2.3 Kohärenz mit bestehenden Bewegungsrechten
Wir können die Diskussion dieses Argumentationsmusters mit Carens’ Analyse innerstaatlicher Migration beginnen. Ihm zufolge müssen die Gründe für den starken Schutz innerstaatlicher Migration, von welcher Art auch immer sie sein mögen, auch für die Frage internationaler Mobilität gelten; die der innerstaatlichen Bewegungsfreiheit zugrunde liegenden Interessen müssten demnach ebenso stark auch im internationalen Raum berücksichtigt werden. Carens führt keine bestimmte Vorstellung von der Beschaffenheit dieser Interessen an – tatsächlich macht er diesbezüglich bewusst keine Ausführungen –, sondern bemerkt bloß, dass jede beliebige Begründung, die für Bewegungsfreiheit angeführt werden könnte, sowohl innerstaatlich als auch international gelten müsste.52 Der zentrale Punkt besteht Carens zufolge darin, dass jedes Interesse, welches eine der beiden Formen der Bewegungsfreiheit rechtfertigt, ebenso auch für die andere Form gilt.
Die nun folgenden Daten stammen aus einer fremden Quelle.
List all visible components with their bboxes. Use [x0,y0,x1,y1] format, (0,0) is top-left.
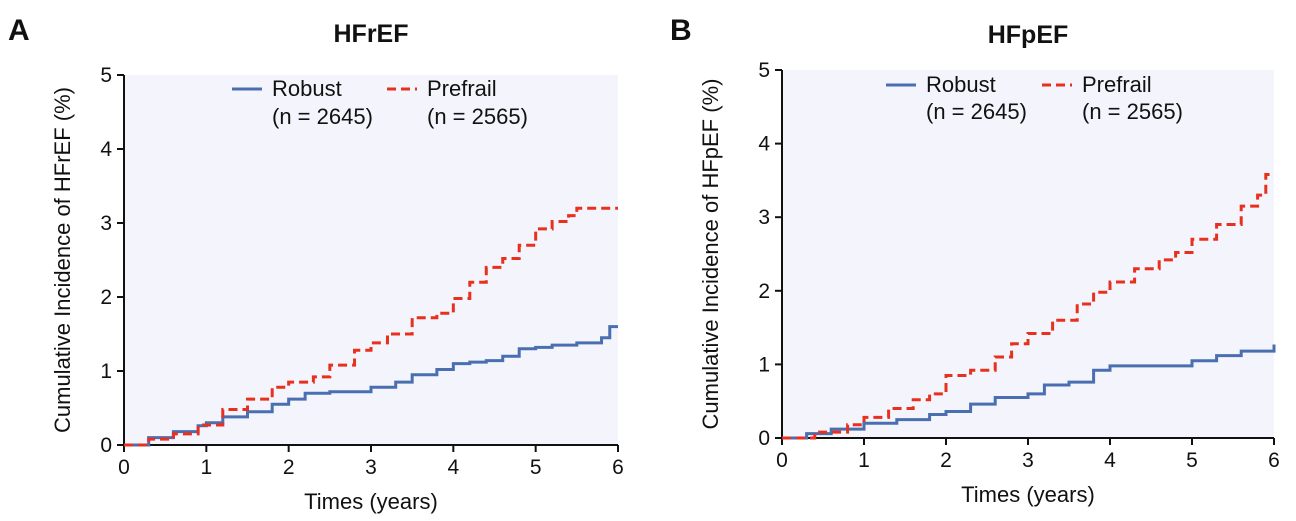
y-tick-label: 5 [758,59,770,82]
y-tick-label: 1 [758,353,770,376]
x-tick-label: 1 [200,456,212,479]
legend-sublabel: (n = 2645) [926,99,1027,124]
x-tick-label: 5 [530,456,542,479]
y-axis-label: Cumulative Incidence of HFpEF (%) [698,79,723,430]
legend-sublabel: (n = 2645) [272,104,373,129]
series-line-robust [782,344,1276,440]
panel-letter: B [670,14,692,47]
panel-a: A HFrEF 0 1 2 3 4 5 6 0 1 2 3 4 5 Times (years) Cumulati… [8,14,624,514]
y-tick-label: 5 [100,64,112,87]
y-tick-label: 1 [100,360,112,383]
x-axis-label: Times (years) [304,489,438,514]
panel-b: B HFpEF 0 1 2 3 4 5 6 0 1 2 3 4 5 Times (years) Cumulati… [648,0,1296,521]
y-tick-label: 4 [100,138,112,161]
legend-sublabel: (n = 2565) [1082,99,1183,124]
chart-hfpef: B HFpEF 0 1 2 3 4 5 6 0 1 2 3 4 5 Times (years) Cumulati… [670,14,1280,507]
series-line-prefrail [124,206,618,447]
legend-label: Robust [272,76,342,101]
series-line-robust [124,325,618,447]
legend-sublabel: (n = 2565) [427,104,528,129]
chart-title: HFrEF [334,20,409,48]
y-tick-label: 3 [100,212,112,235]
x-tick-label: 2 [283,456,295,479]
y-tick-label: 3 [758,206,770,229]
panel-letter: A [8,14,30,47]
plot-area [782,70,1274,438]
x-tick-label: 2 [940,449,952,472]
x-tick-label: 0 [776,449,788,472]
y-tick-label: 2 [100,286,112,309]
chart-title: HFpEF [988,21,1069,49]
x-tick-label: 3 [365,456,377,479]
x-tick-label: 4 [447,456,459,479]
x-tick-label: 6 [1268,449,1280,472]
y-tick-label: 4 [758,133,770,156]
legend-label: Prefrail [427,76,497,101]
plot-area [124,75,618,445]
y-tick-label: 0 [758,427,770,450]
series-line-prefrail [782,173,1274,440]
x-tick-label: 1 [858,449,870,472]
y-tick-label: 0 [100,434,112,457]
x-tick-label: 3 [1022,449,1034,472]
chart-hfref: A HFrEF 0 1 2 3 4 5 6 0 1 2 3 4 5 Times (years) Cumulati… [8,14,624,514]
y-tick-label: 2 [758,280,770,303]
legend-label: Robust [926,72,996,97]
x-tick-label: 6 [612,456,624,479]
x-axis-label: Times (years) [961,482,1095,507]
x-tick-label: 4 [1104,449,1116,472]
y-axis-label: Cumulative Incidence of HFrEF (%) [50,87,75,433]
x-tick-label: 0 [118,456,130,479]
x-tick-label: 5 [1186,449,1198,472]
legend-label: Prefrail [1082,72,1152,97]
Die Antwort auf dieses Argument besteht jedoch in dem Hinweis darauf, dass das Interesse daran, mobil zu sein, bloß ein Teil der umfassenderen Rechtfertigung innerstaatlicher Bewegungsfreiheit ist. Der andere Teil besteht in der Frage, ob eine Person oder Institution, die uns dieses Recht verweigert, auch das moralische Recht dazu hat. Wir betrachten im Allgemeinen nicht nur die Interessen einer Seite, wenn wir moralische Rechte zu bestimmen versuchen. Ihr Interesse daran, ein öffentliches Gelände zu betreten, mag dem Interesse ziemlich ähnlich sein, aufgrund dessen Sie ein privates Gelände betreten möchten. Daraus folgt jedoch nicht, dass es keinen moralisch bedeutsamen Unterschied zwischen diesen Fällen gibt. Ebenso mag Ihr Interesse an Ihrem Abendessen von gleicher Art sein wie mein Interesse an Ihrem Abendessen. Allerdings denken wir nicht, dass wir beide aufgrund dieses Umstands einen gleichwertigen Anspruch auf dieses Abendessen hätten.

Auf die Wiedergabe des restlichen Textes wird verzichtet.